Es una resolución que, en los pasillos de la Fiscalía, se lee como un cierre de capítulo necesario. La decisión, al haber sido revisada y confirmada, adquiere un carácter de irrevocabilidad: no existen más instancias legales para impugnarla.
La tensión de las últimas semanas, con abogados de la defensa —Laura Robatto y Homero Guerrero— buscando desesperadamente fisuras en la actuación de quien lideró la investigación original, se disipa con este dictamen. La jueza suplente Gabriela Azpiroz, que había habilitado el reexamen de dos puntos concretos, finalmente vio cómo el sistema confirmaba la integridad de la labor fiscal inicial en el marco del caso Penadés.
Detalles del caso Penadés y el archivo de la denuncia contra Ghione
El primer escollo que la justicia decidió sortear fue la indagatoria vinculada a Jonathan Mastropierro. Los abogados defensores habían sostenido que Ghione, al tener acceso a los teléfonos del joven, debió denunciar la presencia de material de pornografía infantil y omitió hacerlo.

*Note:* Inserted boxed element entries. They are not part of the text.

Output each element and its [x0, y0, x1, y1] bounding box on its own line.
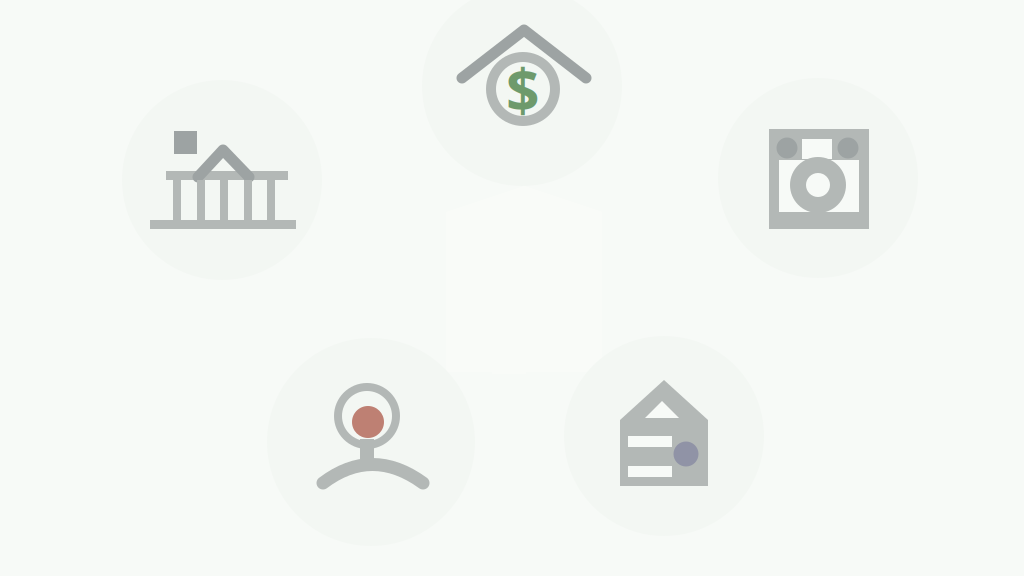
button[interactable]: Property documents — [564, 336, 764, 536]
button[interactable]: Profile — [267, 338, 475, 546]
button[interactable]: Banking — [122, 80, 322, 280]
button[interactable]: Home value — [422, 0, 622, 186]
staticText: $ — [506, 50, 540, 128]
button[interactable]: Photos — [718, 78, 918, 278]
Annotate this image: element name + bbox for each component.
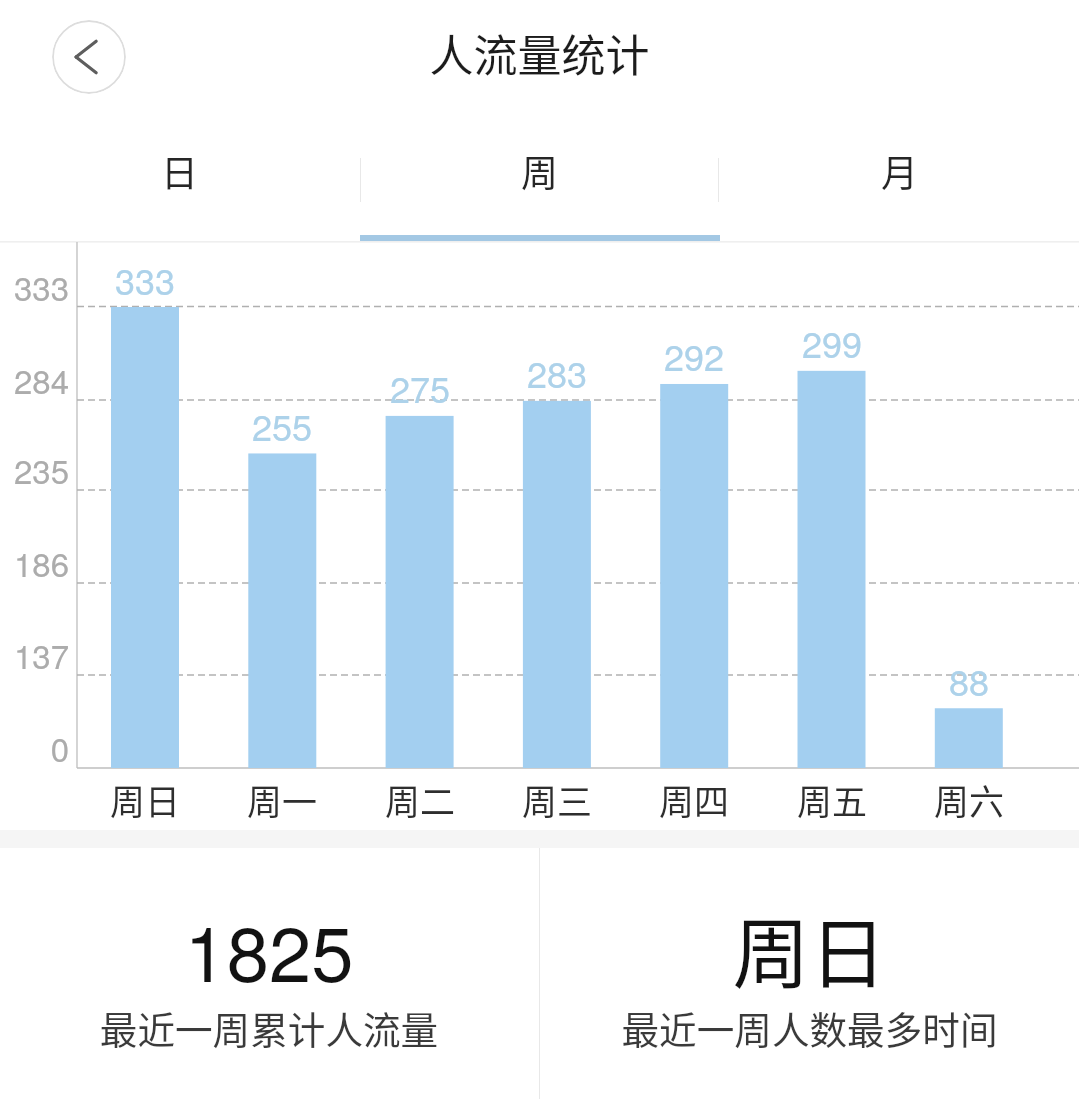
staticText: 周一 <box>202 774 362 825</box>
staticText: 1825 <box>0 895 538 1004</box>
staticText: 88 <box>889 655 1049 707</box>
staticText: 255 <box>202 400 362 452</box>
staticText: 最近一周人数最多时间 <box>540 1000 1079 1054</box>
button[interactable]: 周 <box>359 144 719 243</box>
staticText: 275 <box>340 362 500 414</box>
staticText: 月 <box>881 144 918 198</box>
staticText: 周四 <box>614 774 774 825</box>
staticText: 最近一周累计人流量 <box>0 1000 538 1054</box>
button[interactable]: 1825 <box>0 848 538 1099</box>
staticText: 235 <box>0 446 69 493</box>
staticText: 0 <box>0 724 69 771</box>
staticText: 日 <box>161 144 198 198</box>
staticText: 299 <box>752 317 912 369</box>
staticText: 周六 <box>889 774 1049 825</box>
button[interactable]: 月 <box>719 144 1079 243</box>
staticText: 292 <box>614 330 774 382</box>
staticText: 137 <box>0 631 69 678</box>
staticText: 周三 <box>477 774 637 825</box>
staticText: 周二 <box>340 774 500 825</box>
staticText: 283 <box>477 347 637 399</box>
staticText: 284 <box>0 356 69 403</box>
staticText: 186 <box>0 539 69 586</box>
button[interactable]: 日 <box>0 144 359 243</box>
staticText: 周日 <box>540 893 1079 1004</box>
staticText: 人流量统计 <box>0 21 1079 85</box>
staticText: 周五 <box>752 774 912 825</box>
staticText: 周 <box>521 144 558 198</box>
staticText: 333 <box>0 263 69 310</box>
button[interactable]: Back <box>52 20 126 94</box>
staticText: 333 <box>65 254 225 306</box>
staticText: 周日 <box>65 774 225 825</box>
button[interactable]: 周日 <box>540 848 1079 1099</box>
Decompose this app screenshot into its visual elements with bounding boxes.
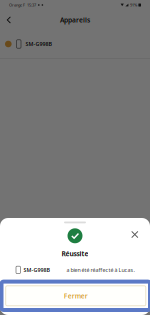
staticText: SM-G998B: [26, 40, 52, 48]
button[interactable]: Retour: [0, 10, 18, 30]
button[interactable]: SM-G998B: [0, 30, 150, 58]
staticText: a bien été réaffecté à Lucas.: [66, 266, 134, 273]
staticText: Réussite: [62, 249, 88, 258]
button[interactable]: Fermer: [2, 282, 150, 310]
staticText: Fermer: [64, 291, 88, 300]
staticText: Orange F 15:37: [9, 2, 36, 8]
staticText: SM-G998B: [23, 266, 50, 273]
staticText: 91%: [130, 2, 137, 8]
button[interactable]: Fermer: [129, 228, 141, 241]
staticText: Appareils: [60, 16, 90, 24]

En los pasillos del juzgado, la discusión se centraba en si una fiscal puede ser responsable por no detectar cada archivo oculto en gigas de información. La conclusión del fiscal Enrique Rodríguez fue pragmática: no existe evidencia de que Ghione hubiera visto ese material. Más aún, los testimonios recabados dejaron claro que esa tarea específica no formaba parte de sus funciones directas. La omisión, bajo el lente de la fiscalía, simplemente no ocurrió.
La segunda arista, quizás la más técnica y sensible, involucraba la entrega de discos duros al policía Federico Rodríguez, condenado por su rol en la trama para intentar salvar a Penadés. Aquí, la duda era si la exfiscal había vulnerado la reserva de información sensible al facilitar copias de celulares.
La respuesta de la fiscalía fue contundente: el acceso que tuvo el policía fue el que cualquier imputado tiene en el marco de una causa penal. Al haber tenido calidad de investigado, ese material formaba parte de su entorno legal de acceso. Ghione, según el fiscal, no cruzó la línea roja de la confidencialidad.
Un cierre definitivo tras meses de cruces judiciales
Para quienes observan el desarrollo del caso Penadés desde afuera, la resolución parece poner orden en una investigación que se había vuelto un laberinto de acusaciones cruzadas. Lo que comenzó como un proceso que sacudió los cimientos del sistema político uruguayo, también ha sido un escenario de desgaste para quienes estuvieron al frente de la acusación.
Ahora, con este archivo, el equipo de fiscalía encabezado por Isabel Ithurralde —quien tomó la posta en el expediente principal— puede enfocar sus energías sin el ruido constante de las denuncias paralelas contra la anterior conductora de la causa.
La vida en los juzgados sigue su ritmo, con expedientes que se acumulan en las mesas de madera y funcionarios que van y vienen entre oficinas. Sin embargo, para Alicia Ghione, la sombra de la indagatoria penal se ha desvanecido. En el sistema judicial uruguayo, las sentencias y los archivos tienen un peso que, a partir de hoy, deja de ser un tema de debate público.